问题描述
我想合并两个数据帧,df2可能有更多列,并且始终为1行.我希望df2行中的数据覆盖df中的匹配行.注意: ser
和 no
列一起使一行唯一.
I would like to merge two dataframes, df2 might have more columns and will always be 1 row. I would like the data from the df2 row to overwrite the matching row in df. NOTE: ser
and no
columns together make a row unique.
import pandas as pd
df = pd.DataFrame({'ser': {0: 0, 1: 0, 2: 0, 3: 1, 4: 1, 5: 1, 6: 2, 7: 2, 8: 2}, 'no': {0: 0, 1: 1, 2: 2, 3: 0, 4: 1, 5: 2, 6: 0, 7: 1, 8: 2}, 'c': {0: 1, 1: 1, 2: 1, 3: 1, 4: 1, 5: 1, 6: 1, 7: 1, 8: 1}})

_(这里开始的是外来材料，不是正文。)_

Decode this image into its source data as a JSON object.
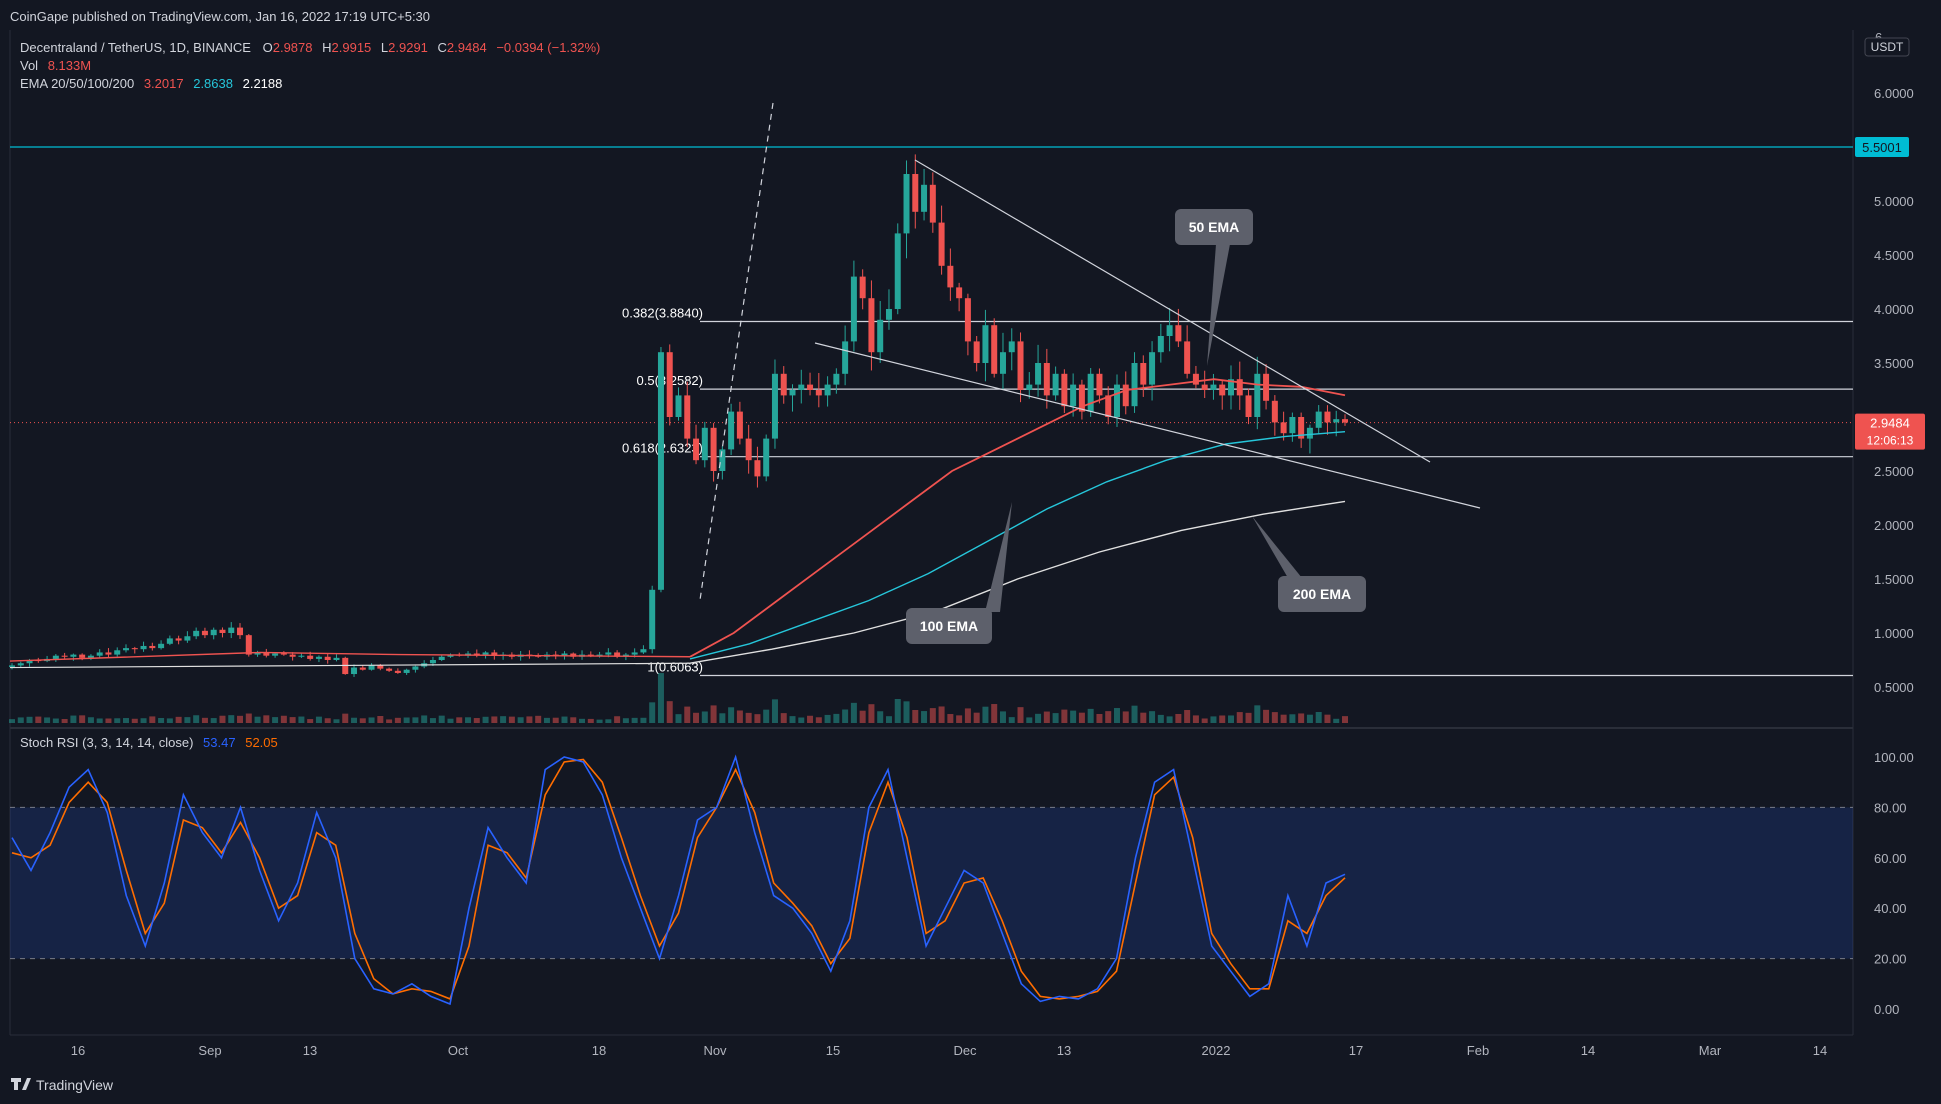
{
  "header": {
    "published": "CoinGape published on TradingView.com, Jan 16, 2022 17:19 UTC+5:30"
  },
  "legend": {
    "symbol": "Decentraland / TetherUS, 1D, BINANCE",
    "o_label": "O",
    "o_value": "2.9878",
    "h_label": "H",
    "h_value": "2.9915",
    "l_label": "L",
    "l_value": "2.9291",
    "c_label": "C",
    "c_value": "2.9484",
    "change": "−0.0394 (−1.32%)",
    "vol_label": "Vol",
    "vol_value": "8.133M",
    "ema_label": "EMA 20/50/100/200",
    "ema_v1": "3.2017",
    "ema_v2": "2.8638",
    "ema_v3": "2.2188"
  },
  "price_scale": {
    "currency": "USDT",
    "top_partial": "6",
    "ticks": [
      {
        "label": "6.0000",
        "value": 6.0
      },
      {
        "label": "5.0000",
        "value": 5.0
      },
      {
        "label": "4.5000",
        "value": 4.5
      },
      {
        "label": "4.0000",
        "value": 4.0
      },
      {
        "label": "3.5000",
        "value": 3.5
      },
      {
        "label": "2.5000",
        "value": 2.5
      },
      {
        "label": "2.0000",
        "value": 2.0
      },
      {
        "label": "1.5000",
        "value": 1.5
      },
      {
        "label": "1.0000",
        "value": 1.0
      },
      {
        "label": "0.5000",
        "value": 0.5
      }
    ],
    "hline_label": "5.5001",
    "last_price": "2.9484",
    "countdown": "12:06:13"
  },
  "time_axis": [
    "16",
    "Sep",
    "13",
    "Oct",
    "18",
    "Nov",
    "15",
    "Dec",
    "13",
    "2022",
    "17",
    "Feb",
    "14",
    "Mar",
    "14"
  ],
  "fib_labels": [
    {
      "label": "0.382(3.8840)",
      "value": 3.884
    },
    {
      "label": "0.5(3.2582)",
      "value": 3.2582
    },
    {
      "label": "0.618(2.6323)",
      "value": 2.6323
    },
    {
      "label": "1(0.6063)",
      "value": 0.6063
    }
  ],
  "annotations": {
    "ema50": "50 EMA",
    "ema100": "100 EMA",
    "ema200": "200 EMA"
  },
  "stoch": {
    "label": "Stoch RSI (3, 3, 14, 14, close)",
    "k_value": "53.47",
    "d_value": "52.05",
    "ticks": [
      "100.00",
      "80.00",
      "60.00",
      "40.00",
      "20.00",
      "0.00"
    ]
  },
  "footer": {
    "brand": "TradingView"
  },
  "colors": {
    "background": "#131722",
    "up": "#26a69a",
    "down": "#ef5350",
    "ema50": "#ef5350",
    "ema100": "#26c6da",
    "ema200": "#e0e0e0",
    "hline": "#00bcd4",
    "stoch_k": "#2962ff",
    "stoch_d": "#ff6d00"
  },
  "chart_data": {
    "type": "candlestick",
    "title": "Decentraland / TetherUS, 1D, BINANCE",
    "ylim": [
      0.3,
      6.2
    ],
    "horizontal_line": 5.5001,
    "fib_levels": [
      3.884,
      3.2582,
      2.6323,
      0.6063
    ],
    "daily_closes": [
      0.7,
      0.72,
      0.75,
      0.74,
      0.76,
      0.79,
      0.78,
      0.8,
      0.77,
      0.79,
      0.82,
      0.8,
      0.84,
      0.86,
      0.85,
      0.88,
      0.86,
      0.9,
      0.95,
      0.93,
      0.97,
      1.02,
      0.98,
      1.03,
      1.0,
      1.05,
      0.98,
      0.8,
      0.82,
      0.79,
      0.81,
      0.8,
      0.78,
      0.79,
      0.76,
      0.78,
      0.75,
      0.77,
      0.62,
      0.68,
      0.66,
      0.7,
      0.67,
      0.65,
      0.63,
      0.66,
      0.69,
      0.72,
      0.75,
      0.78,
      0.8,
      0.79,
      0.81,
      0.8,
      0.82,
      0.79,
      0.8,
      0.78,
      0.8,
      0.79,
      0.78,
      0.8,
      0.79,
      0.81,
      0.78,
      0.8,
      0.79,
      0.8,
      0.82,
      0.78,
      0.8,
      0.82,
      0.85,
      1.4,
      3.6,
      3.0,
      3.2,
      2.8,
      2.6,
      2.9,
      2.5,
      2.7,
      3.05,
      2.8,
      2.6,
      2.45,
      2.8,
      3.4,
      3.2,
      3.25,
      3.3,
      3.25,
      3.2,
      3.3,
      3.4,
      3.7,
      4.3,
      4.1,
      3.6,
      3.9,
      4.0,
      4.7,
      5.25,
      4.9,
      5.15,
      4.8,
      4.4,
      4.2,
      4.1,
      3.7,
      3.5,
      3.85,
      3.4,
      3.6,
      3.7,
      3.25,
      3.3,
      3.5,
      3.2,
      3.4,
      3.1,
      3.3,
      3.05,
      3.4,
      3.2,
      3.0,
      3.3,
      3.1,
      3.5,
      3.3,
      3.6,
      3.75,
      3.85,
      3.7,
      3.4,
      3.3,
      3.25,
      3.3,
      3.2,
      3.35,
      3.2,
      3.0,
      3.4,
      3.15,
      2.95,
      2.85,
      3.0,
      2.8,
      2.9,
      3.05,
      2.95,
      2.98,
      2.9484
    ],
    "ema50": [
      0.78,
      1.0,
      1.3,
      1.6,
      1.9,
      2.2,
      2.5,
      2.7,
      2.9,
      3.1,
      3.25,
      3.3,
      3.35,
      3.3,
      3.28,
      3.2017
    ],
    "ema100": [
      0.76,
      0.9,
      1.1,
      1.3,
      1.55,
      1.85,
      2.15,
      2.4,
      2.6,
      2.75,
      2.82,
      2.8638
    ],
    "ema200": [
      0.72,
      0.85,
      1.0,
      1.2,
      1.5,
      1.75,
      1.95,
      2.1,
      2.2188
    ],
    "stoch_rsi": {
      "k": [
        68,
        55,
        70,
        88,
        95,
        78,
        45,
        25,
        50,
        85,
        70,
        60,
        80,
        55,
        35,
        50,
        78,
        60,
        20,
        8,
        6,
        10,
        5,
        2,
        40,
        72,
        60,
        50,
        95,
        100,
        98,
        85,
        60,
        40,
        20,
        45,
        75,
        80,
        100,
        70,
        45,
        40,
        30,
        15,
        35,
        80,
        95,
        60,
        25,
        40,
        55,
        50,
        30,
        10,
        3,
        5,
        4,
        8,
        20,
        60,
        90,
        95,
        60,
        25,
        15,
        5,
        10,
        45,
        25,
        50,
        53.47
      ],
      "d": [
        62,
        60,
        65,
        82,
        90,
        82,
        55,
        30,
        42,
        75,
        72,
        62,
        74,
        60,
        40,
        45,
        70,
        65,
        30,
        12,
        6,
        8,
        7,
        4,
        25,
        65,
        62,
        52,
        85,
        98,
        99,
        90,
        68,
        45,
        25,
        38,
        68,
        80,
        95,
        78,
        50,
        42,
        33,
        18,
        28,
        70,
        90,
        68,
        30,
        35,
        50,
        52,
        35,
        15,
        5,
        4,
        5,
        7,
        15,
        50,
        85,
        92,
        68,
        30,
        18,
        8,
        8,
        35,
        30,
        45,
        52.05
      ],
      "ylim": [
        0,
        100
      ],
      "bands": [
        20,
        80
      ]
    }
  }
}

df2 = pd.DataFrame({'ser': {0: 1}, 'no': {0: 2}, 'c': {0: 88}, 'd': {0: 90}})
>>> df
ser no c
0 0 0 1
1 0 1 1
2 0 2 1
3 1 0 1
4 1 1 1
5 1 2 1
6 2 0 1
7 2 1 1
8 2 2 1
>>> df2
ser no c d
0 1 2 88 90
我尝试过合并,但这会创建两个c列(c_x和c_y):
I have tried merge left but this creates two c columns (c_x and c_y):
>>> pd.merge(df,df2,how='left',on=['ser','no'])
ser no c_x c_y d
0 0 0 1 NaN NaN
1 0 1 1 NaN NaN
2 0 2 1 NaN NaN
3 1 0 1 NaN NaN
4 1 1 1 NaN NaN
5 1 2 1 88.0 90.0
6 2 0 1 NaN NaN
7 2 1 1 NaN NaN
8 2 2 1 NaN NaN
期望的输出:
ser no c d
0 0 0 1 NaN
1 0 1 1 NaN
2 0 2 1 NaN
3 1 0 1 NaN
4 1 1 1 NaN
5 1 2 88 90
6 2 0 1 NaN
7 2 1 1 NaN
8 2 2 1 NaN
推荐答案
Frankenstein答案
df[['ser', 'no']].merge(df2, 'left').set_axis(df.index).fillna(df)
ser no c d
0 0 0 1.0 NaN
1 0 1 1.0 NaN
2 0 2 1.0 NaN
3 1 0 1.0 NaN
4 1 1 1.0 NaN
5 1 2 88.0 90.0
6 2 0 1.0 NaN
7 2 1 1.0 NaN
8 2 2 1.0 NaN
说明
-
我要合并在
['ser','no']
列上,并且不想在merge
调用中指定.另外,我也不想像'c_x'
和'c_y'
这样愚蠢的重复列名,所以我只切了我想要共同的列然后合并
I'm going to merge on the columns
['ser', 'no']
and don't want to specify in themerge
call. Also, I don't want goofy duplicate column names like'c_x'
and'c_y'
so I slice only columns that I want in common then merge
df[['ser', 'no']].merge(df2, 'left')
合并时,我只希望左侧数据框中的行.但是, merge
通常会产生与原始数据帧完全不同的许多行,因此会产生新的 index
.但是,注意是假设正确的数据帧( df2
)关于 ['ser','no']
,然后'left'
merge
应该产生与左侧数据帧相同的行数( df 代码>).但是它不一定具有相同的
index
.事实证明,在此示例中确实如此.但是我不想冒险.所以我用 set_axis
When I merge, I want only rows from the left dataframe. However, merge
usually produces a number of rows vastly different from the original dataframes and therefore produces a new index
. However, NOTE this is assuming the right dataframe (df2
) has NO DUPLICATES with respect ['ser', 'no']
then a 'left'
merge
should produce the same exact number of rows as the left dataframe (df
). But it won't have the same index
necessarily. It turns out that in this example it does. But I don't want to take chances. So I use set_axis
set_axis(df.index)
最后,由于生成的数据框具有与 df
相同的 index
和 columns
.我可以使用以下方式填充缺失的部分:
Finally, since the resulting dataframe has the same index
and columns
as df
. I can fill in the missing bits with:
fillna(df)
这篇关于 pandas 左合并,将数据保留在重复数据列的右数据框中的文章就介绍到这了,希望我们推荐的答案对大家有所帮助,也希望大家多多支持!